When you offer the MK opportunity to people, how often do you hear, "Oh, I could NEVER do that!" How often do you say it to yourself about suggestions your director gives you, or ideas we hear at Career Conference and Seminar? I often work with people who have trained for the jobs they hold -- they are teachers, nurses, graphic artists. I wonder, would a nurse try to insert an IV before she'd been trained? I hope she would NEVER do that. But after she is trained, she can do it. She couldn't do it -- until she could. Are you getting my drift?
What is it that we think we can't do? I watch my son; he has no idea that a 7 month old really shouldn't be standing yet. Yet every time I turn around I find him perched precariously on his tippy toes as he hangs on for dear life to whatever inanimate object he's used to pull himself up. Like the bumble bee, no one told him he can't, so he just does.
Does he sometimes go off kilter and flop? Yep.

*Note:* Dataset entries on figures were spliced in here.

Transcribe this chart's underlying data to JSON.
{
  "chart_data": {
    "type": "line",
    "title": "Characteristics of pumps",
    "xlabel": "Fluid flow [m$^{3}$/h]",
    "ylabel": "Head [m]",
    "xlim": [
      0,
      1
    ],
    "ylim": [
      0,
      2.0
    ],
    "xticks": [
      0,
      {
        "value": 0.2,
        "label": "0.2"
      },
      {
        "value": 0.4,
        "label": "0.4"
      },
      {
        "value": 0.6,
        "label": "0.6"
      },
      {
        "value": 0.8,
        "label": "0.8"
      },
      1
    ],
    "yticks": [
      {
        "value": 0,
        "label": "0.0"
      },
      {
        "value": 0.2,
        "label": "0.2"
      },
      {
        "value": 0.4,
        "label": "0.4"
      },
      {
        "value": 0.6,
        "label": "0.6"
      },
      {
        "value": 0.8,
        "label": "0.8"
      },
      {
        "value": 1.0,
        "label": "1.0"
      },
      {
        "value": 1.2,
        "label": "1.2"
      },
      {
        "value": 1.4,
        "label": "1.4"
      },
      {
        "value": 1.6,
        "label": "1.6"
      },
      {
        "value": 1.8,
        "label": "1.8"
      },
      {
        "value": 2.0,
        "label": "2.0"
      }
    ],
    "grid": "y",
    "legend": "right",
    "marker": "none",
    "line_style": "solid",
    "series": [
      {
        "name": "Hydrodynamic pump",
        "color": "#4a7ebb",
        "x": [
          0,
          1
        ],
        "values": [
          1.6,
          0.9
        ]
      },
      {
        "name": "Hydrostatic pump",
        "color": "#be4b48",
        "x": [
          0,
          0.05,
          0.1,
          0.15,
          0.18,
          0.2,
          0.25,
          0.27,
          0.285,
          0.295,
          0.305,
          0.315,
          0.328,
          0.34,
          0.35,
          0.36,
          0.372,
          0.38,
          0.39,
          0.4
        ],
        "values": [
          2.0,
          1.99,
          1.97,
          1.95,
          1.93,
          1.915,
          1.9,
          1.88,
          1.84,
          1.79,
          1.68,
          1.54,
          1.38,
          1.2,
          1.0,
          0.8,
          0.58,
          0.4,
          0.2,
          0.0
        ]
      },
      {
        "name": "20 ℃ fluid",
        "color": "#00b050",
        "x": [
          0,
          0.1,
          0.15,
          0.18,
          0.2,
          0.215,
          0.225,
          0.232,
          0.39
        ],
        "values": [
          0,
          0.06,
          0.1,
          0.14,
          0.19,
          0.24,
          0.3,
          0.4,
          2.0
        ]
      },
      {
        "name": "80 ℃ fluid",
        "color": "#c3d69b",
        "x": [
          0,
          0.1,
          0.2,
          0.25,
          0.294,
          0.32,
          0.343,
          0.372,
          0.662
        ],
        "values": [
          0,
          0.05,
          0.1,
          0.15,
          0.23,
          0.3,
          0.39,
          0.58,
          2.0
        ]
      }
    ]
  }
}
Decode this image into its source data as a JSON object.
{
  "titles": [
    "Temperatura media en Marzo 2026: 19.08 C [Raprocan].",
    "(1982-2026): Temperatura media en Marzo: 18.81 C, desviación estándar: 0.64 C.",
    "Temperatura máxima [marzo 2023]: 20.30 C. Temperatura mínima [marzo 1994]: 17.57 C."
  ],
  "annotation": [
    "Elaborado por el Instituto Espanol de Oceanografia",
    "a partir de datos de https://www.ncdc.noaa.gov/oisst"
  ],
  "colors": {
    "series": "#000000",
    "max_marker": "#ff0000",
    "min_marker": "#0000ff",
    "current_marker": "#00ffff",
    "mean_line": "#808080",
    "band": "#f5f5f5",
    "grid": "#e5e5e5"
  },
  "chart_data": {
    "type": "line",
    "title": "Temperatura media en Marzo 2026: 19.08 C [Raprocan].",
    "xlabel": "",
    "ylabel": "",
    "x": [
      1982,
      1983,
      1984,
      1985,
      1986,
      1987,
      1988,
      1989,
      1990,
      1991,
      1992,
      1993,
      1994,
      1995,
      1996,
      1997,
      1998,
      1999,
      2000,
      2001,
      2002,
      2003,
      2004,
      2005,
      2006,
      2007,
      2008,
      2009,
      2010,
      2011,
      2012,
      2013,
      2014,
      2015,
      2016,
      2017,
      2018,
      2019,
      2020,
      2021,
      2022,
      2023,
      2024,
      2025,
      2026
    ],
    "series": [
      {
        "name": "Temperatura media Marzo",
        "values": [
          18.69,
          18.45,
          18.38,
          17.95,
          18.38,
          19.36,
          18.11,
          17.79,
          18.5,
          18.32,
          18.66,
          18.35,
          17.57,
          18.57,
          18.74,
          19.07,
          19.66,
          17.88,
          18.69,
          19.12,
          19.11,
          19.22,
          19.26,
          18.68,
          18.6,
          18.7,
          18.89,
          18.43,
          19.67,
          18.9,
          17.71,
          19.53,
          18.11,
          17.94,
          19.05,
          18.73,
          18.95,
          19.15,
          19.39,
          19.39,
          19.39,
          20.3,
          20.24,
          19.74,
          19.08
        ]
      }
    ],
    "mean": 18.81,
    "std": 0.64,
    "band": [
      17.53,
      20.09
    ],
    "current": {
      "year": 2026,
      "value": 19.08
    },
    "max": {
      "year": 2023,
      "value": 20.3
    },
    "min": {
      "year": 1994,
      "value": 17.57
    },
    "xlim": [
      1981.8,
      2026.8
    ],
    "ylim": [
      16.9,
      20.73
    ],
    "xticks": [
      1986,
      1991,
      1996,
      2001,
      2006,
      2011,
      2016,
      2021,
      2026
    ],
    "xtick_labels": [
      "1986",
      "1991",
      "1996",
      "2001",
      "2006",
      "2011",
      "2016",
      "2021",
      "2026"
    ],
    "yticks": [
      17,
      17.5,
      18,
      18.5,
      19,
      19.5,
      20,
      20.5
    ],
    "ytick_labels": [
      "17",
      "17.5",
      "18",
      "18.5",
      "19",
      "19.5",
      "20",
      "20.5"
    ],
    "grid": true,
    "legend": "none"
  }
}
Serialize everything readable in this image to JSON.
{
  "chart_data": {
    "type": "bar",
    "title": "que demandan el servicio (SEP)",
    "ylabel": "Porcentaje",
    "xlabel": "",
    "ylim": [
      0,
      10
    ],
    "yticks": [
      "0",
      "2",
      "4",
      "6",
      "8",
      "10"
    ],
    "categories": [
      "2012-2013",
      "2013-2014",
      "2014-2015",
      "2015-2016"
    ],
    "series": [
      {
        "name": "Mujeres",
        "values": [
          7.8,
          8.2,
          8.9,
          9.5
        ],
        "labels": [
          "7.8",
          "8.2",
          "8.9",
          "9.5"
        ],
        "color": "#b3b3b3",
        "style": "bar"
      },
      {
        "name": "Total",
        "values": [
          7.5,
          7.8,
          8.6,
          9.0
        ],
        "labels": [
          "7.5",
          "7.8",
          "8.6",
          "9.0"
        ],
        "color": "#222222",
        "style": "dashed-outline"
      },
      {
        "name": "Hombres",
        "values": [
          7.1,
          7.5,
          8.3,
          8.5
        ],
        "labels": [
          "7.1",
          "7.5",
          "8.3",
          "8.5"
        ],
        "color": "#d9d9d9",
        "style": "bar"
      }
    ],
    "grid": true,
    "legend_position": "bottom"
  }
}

I've considered taping a pillow to his head, because that's what seems to take the impact most of the time. He cries for a minute or two and then with a kiss from me or a tickle from Daddy, he's back to being our smiley little daredevil again. Oh that we in Mary Kay could be so resilient!
How long do your tumbles keep you down? Do you lie there for days, immobile by a "No" or a cancellation? Or do you pull yourself back up?
What do you think would happen in your business if you go out today and painted a masterpiece with the things you "can't" do? Do you purposefully seek out the things you "can't" do, or do you stay comfortable in the safety of the crib -- cuddling into the blankets of all the things you know well and have done before with little or no results? Art requires risk. Learning to walk is scary.
Have you ever thought what might happen if, when you were 7 months old, you never even tried to pull yourself up once? You'd still be scooting around on the floor on your bum. But at that time in your life, you, like Picasso, just did things you couldn't do.
After all, that's how you got to do them.